Optokindling Procedure
Note: Waiting 21 days is recommended for most AAVs to sufficiently drive expression of ChR2 (Figure 1). Depending on the vector you use, you may have to wait a different length of time.
Day 23
(1) Habituate the animals for the next three days by connecting them to optic fibers (e.g., Thorlabs FT200EMT), allowing ∼20 min inside the recording cage once a day.
(2) Check light responses by stimulating with two pulses of light 10 ms in duration while monitoring the amplified EEG signal (e.g., AM Systems Extracellular Amplifier). Responses in the EEG may vary from hundreds of microvolts to several millivolts depending on extent of viral expression and light stimulation intensity, as well as ChR2 variant used.
Day 26
(1) Run stimulation protocol consisting of two pulses at 10 ms repeated every 20 s for 10 min, then 50-Hz bouts for three times, followed by two pulses at 10 ms repeated every 20 s for 20 min again (Cela et al., 2019). The total stimulation time will be ∼33 min.
(2) At the start of the EEG recording, also start video recording to capture behavioral severity of seizures (e.g., Logitech C525 webcam). Later, the video will be used to assign a Racine score to behaviorally quantify seizures.
(3) Return the animal to its original cage after unhooking ferrule and EEG attachments.

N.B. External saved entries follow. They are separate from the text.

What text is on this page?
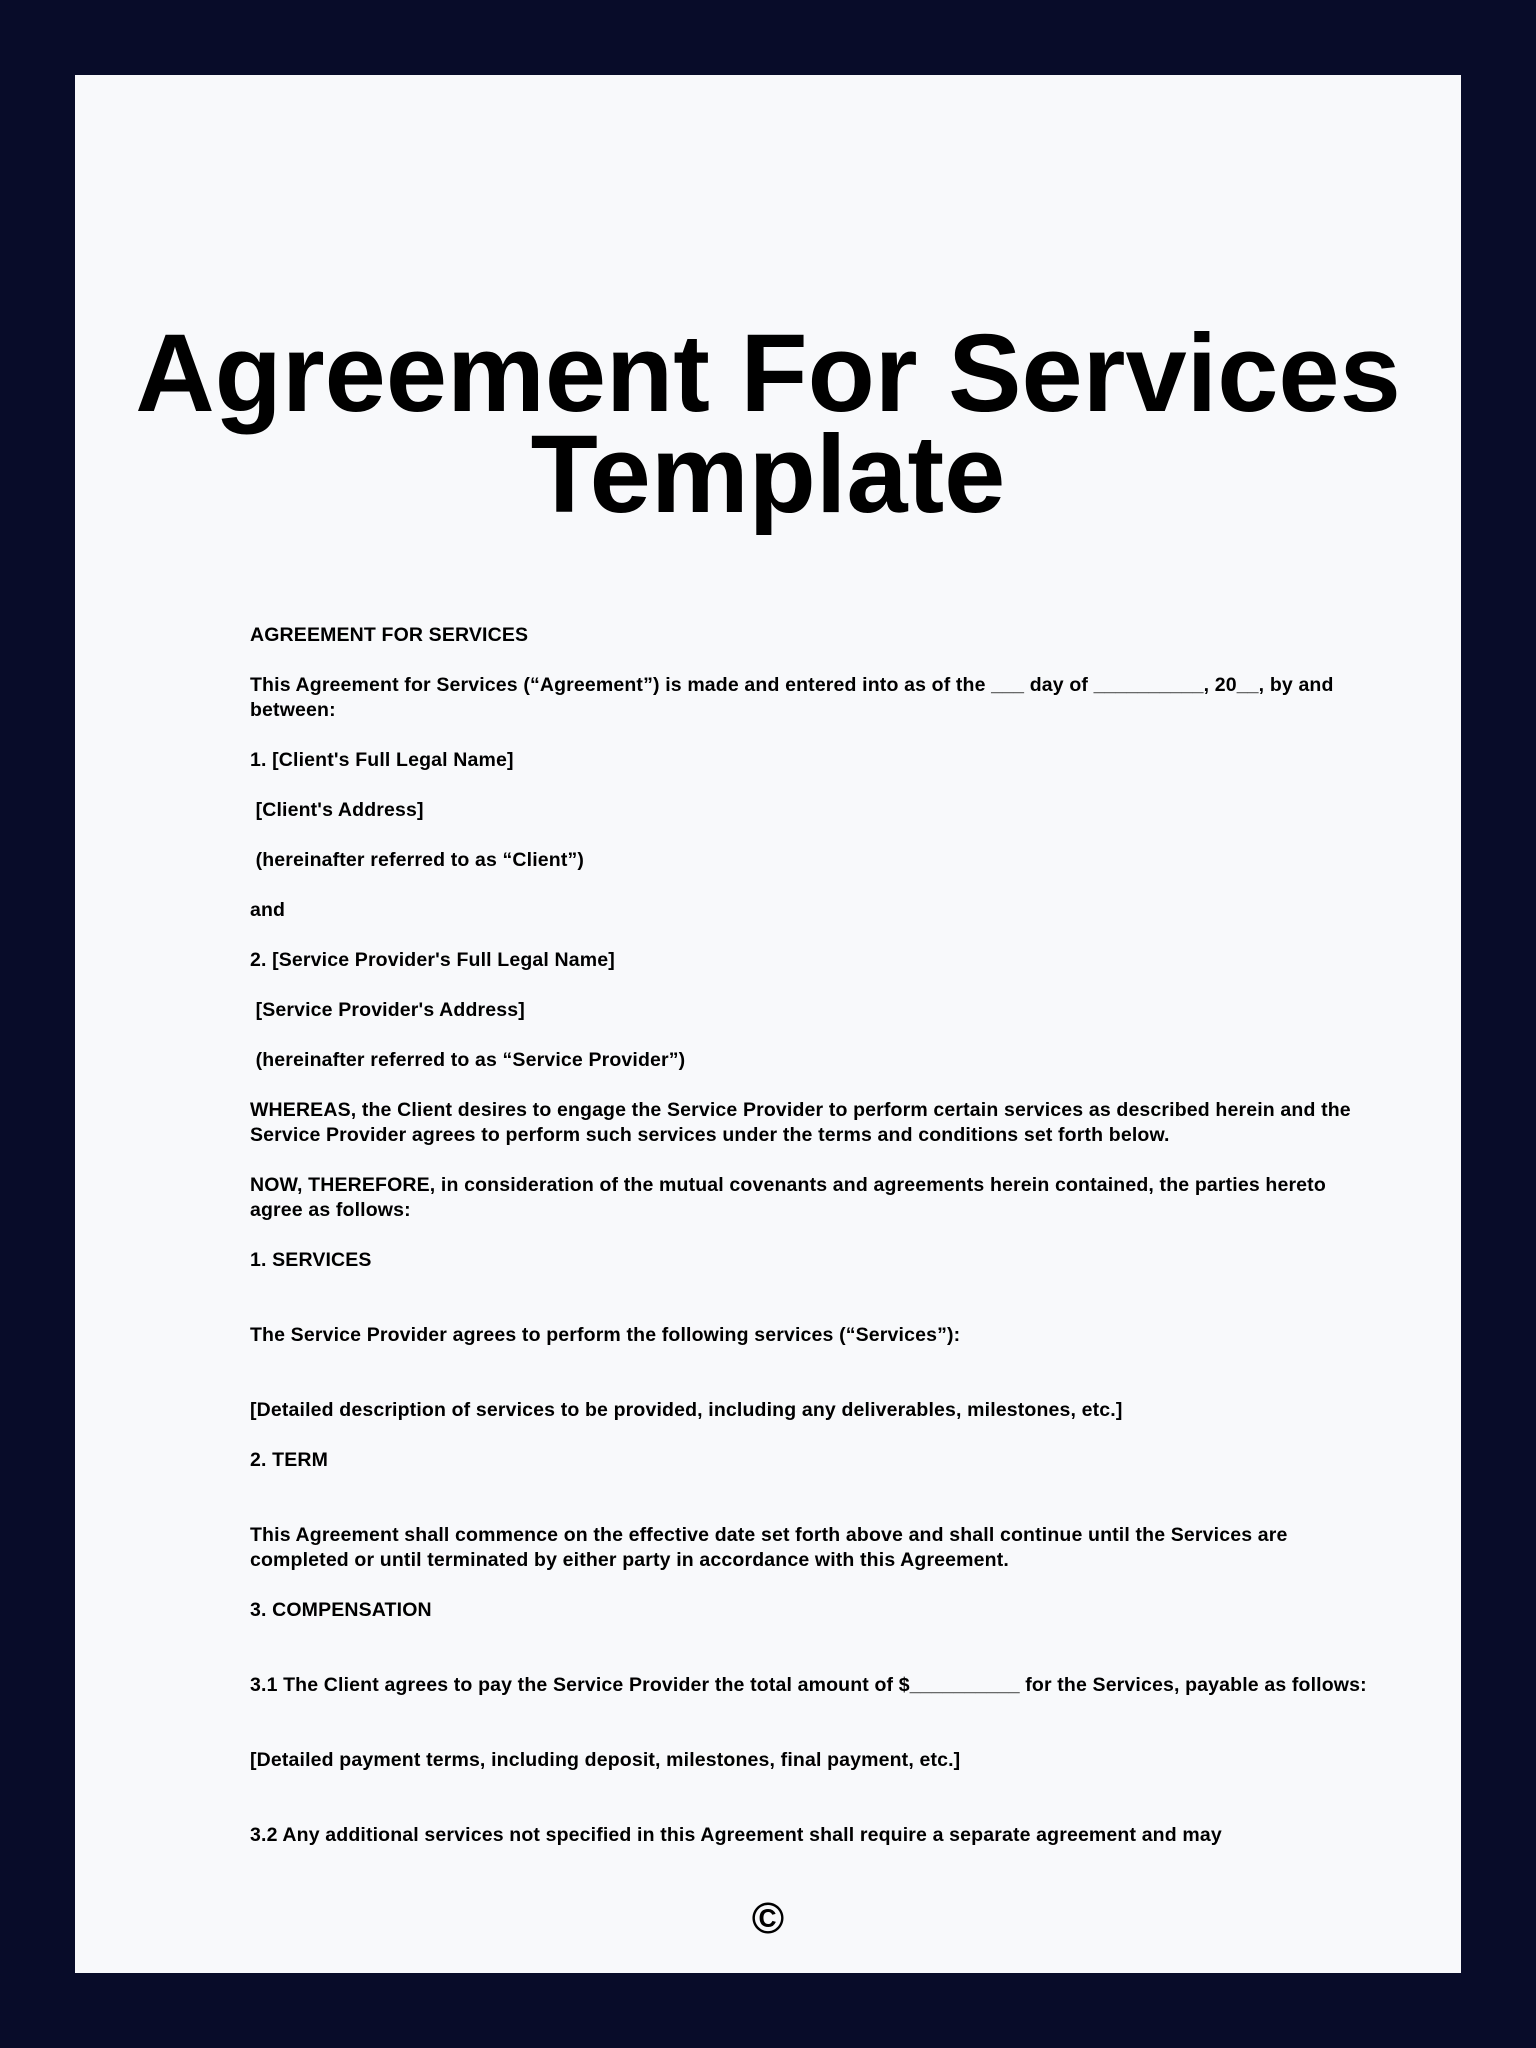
Agreement For Services
Template

AGREEMENT FOR SERVICES

This Agreement for Services (“Agreement”) is made and entered into as of the ___ day of __________, 20__, by and between:

1. [Client's Full Legal Name]

[Client's Address]

(hereinafter referred to as “Client”)

and

2. [Service Provider's Full Legal Name]

[Service Provider's Address]

(hereinafter referred to as “Service Provider”)

WHEREAS, the Client desires to engage the Service Provider to perform certain services as described herein and the Service Provider agrees to perform such services under the terms and conditions set forth below.

NOW, THEREFORE, in consideration of the mutual covenants and agreements herein contained, the parties hereto agree as follows:

1. SERVICES

The Service Provider agrees to perform the following services (“Services”):

[Detailed description of services to be provided, including any deliverables, milestones, etc.]

2. TERM

This Agreement shall commence on the effective date set forth above and shall continue until the Services are completed or until terminated by either party in accordance with this Agreement.

3. COMPENSATION

3.1 The Client agrees to pay the Service Provider the total amount of $__________ for the Services, payable as follows:

[Detailed payment terms, including deposit, milestones, final payment, etc.]

3.2 Any additional services not specified in this Agreement shall require a separate agreement and may

©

(4) Repeat these stimulation sessions every 48 h until at least session 25 has been reached (Figure 2).
Figure 2. Optokindling protocol for gradual increase of seizure susceptibility in vivo. (A) Coronal M1 section indicating ChR2 expression primarily in L2/3. Inset shows close-up of L2/3 ChR2-expressing PCs. (B) Bilateral implantation of recording screws allows EEG recording whilst fiber-optic ferrule implantation above pia facilitate ChR2 activation without damaging the brain. Fiber optic cables were air-coupled to 445-nm lasers. EEG signals were amplified and then digitized by a computer (not shown). (C) During each stimulation session, M1 was repeatedly exposed to 445-nm laser light (“Induction”), delivered as 15 bouts of 3-s-long 50-Hz bursts of 5-ms pulses, divided into three sweeps delivered once a minute. Sessions were repeated every 2 days, 25 times or more. In this example, a prominent seizure was evoked in the first induction sweep of session X = 15. We measured EEG responses to 30-Hz paired-pulse laser stimuli for 10 min before and 20 min after the optokindling induction to look for long-term changes in circuit plasticity. Inset: Paired-pulse EEG responses before (red) and after (blue) indicated a change in EEG dynamics but not amplitude. Reproduced from Cela et al. (2019).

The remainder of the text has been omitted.